For a year following the 2014 war, I saw just how essential that specialized knowledge can be. In my reconstruction role, I spent time compiling the needs of bakers, tailors, and self-employed families whose chickens and rabbits had died of fright from the noise of the bombings. Around me, colleagues measured windows and doors to weatherproof more shelters. UNRWA consolidated exceptionally diverse needs for shelter, water, sanitation, food, fuel, cash, education, medication and health services.

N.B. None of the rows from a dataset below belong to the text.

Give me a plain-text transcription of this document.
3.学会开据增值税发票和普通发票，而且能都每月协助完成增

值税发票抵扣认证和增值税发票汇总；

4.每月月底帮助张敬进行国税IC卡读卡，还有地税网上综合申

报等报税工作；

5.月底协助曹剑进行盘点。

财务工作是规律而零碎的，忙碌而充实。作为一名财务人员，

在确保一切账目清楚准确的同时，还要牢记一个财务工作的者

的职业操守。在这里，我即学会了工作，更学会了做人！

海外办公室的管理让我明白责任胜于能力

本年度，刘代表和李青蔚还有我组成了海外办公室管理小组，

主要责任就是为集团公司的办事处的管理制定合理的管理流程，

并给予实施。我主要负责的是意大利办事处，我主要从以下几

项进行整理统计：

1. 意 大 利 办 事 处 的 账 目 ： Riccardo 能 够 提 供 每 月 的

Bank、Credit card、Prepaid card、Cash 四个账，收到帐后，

It produced quantity surveys for buildings to provide those services, all while navigating a longstanding blockade so intricate that it has been known to make it impossible to import the lead in pencils.

UNRWA was designed to pull this together in one coherent appeal, rather than presenting donors with a hundred competing requests.

Within weeks of the cessation of bombing in 2014, civilians in Gaza began to protest at UNRWA’s gates. They felt that the scale of need in Gaza was already receding in importance in the global eye.

Where else could they go to make that statement? Gaza has no Embassy Row. Israel prevents or controls the entry of international journalists, and most Gazan civilians have never been outside the blockaded strip. Then as now, Palestinians in Gaza sent messages to donor states through UNRWA, and UNRWA delivered its assistance in the name of donor countries.

UNRWA is the face of the world’s obligation to Palestinians. Every pallet of aid says that the world has not forgotten. Having survived an unimaginably destructive war, it is intolerable that the civilians of Gaza might now see the General Assembly let UNRWA’s mandate be torn up.

And although Israel’s ban will be deadliest in Gaza, its implications are much wider. If Israel is permitted to push UNRWA from occupied East Jerusalem, doing so will help cement Israel’s illegal annexation of the area and its religious sites. Just how much provocation will the region tolerate?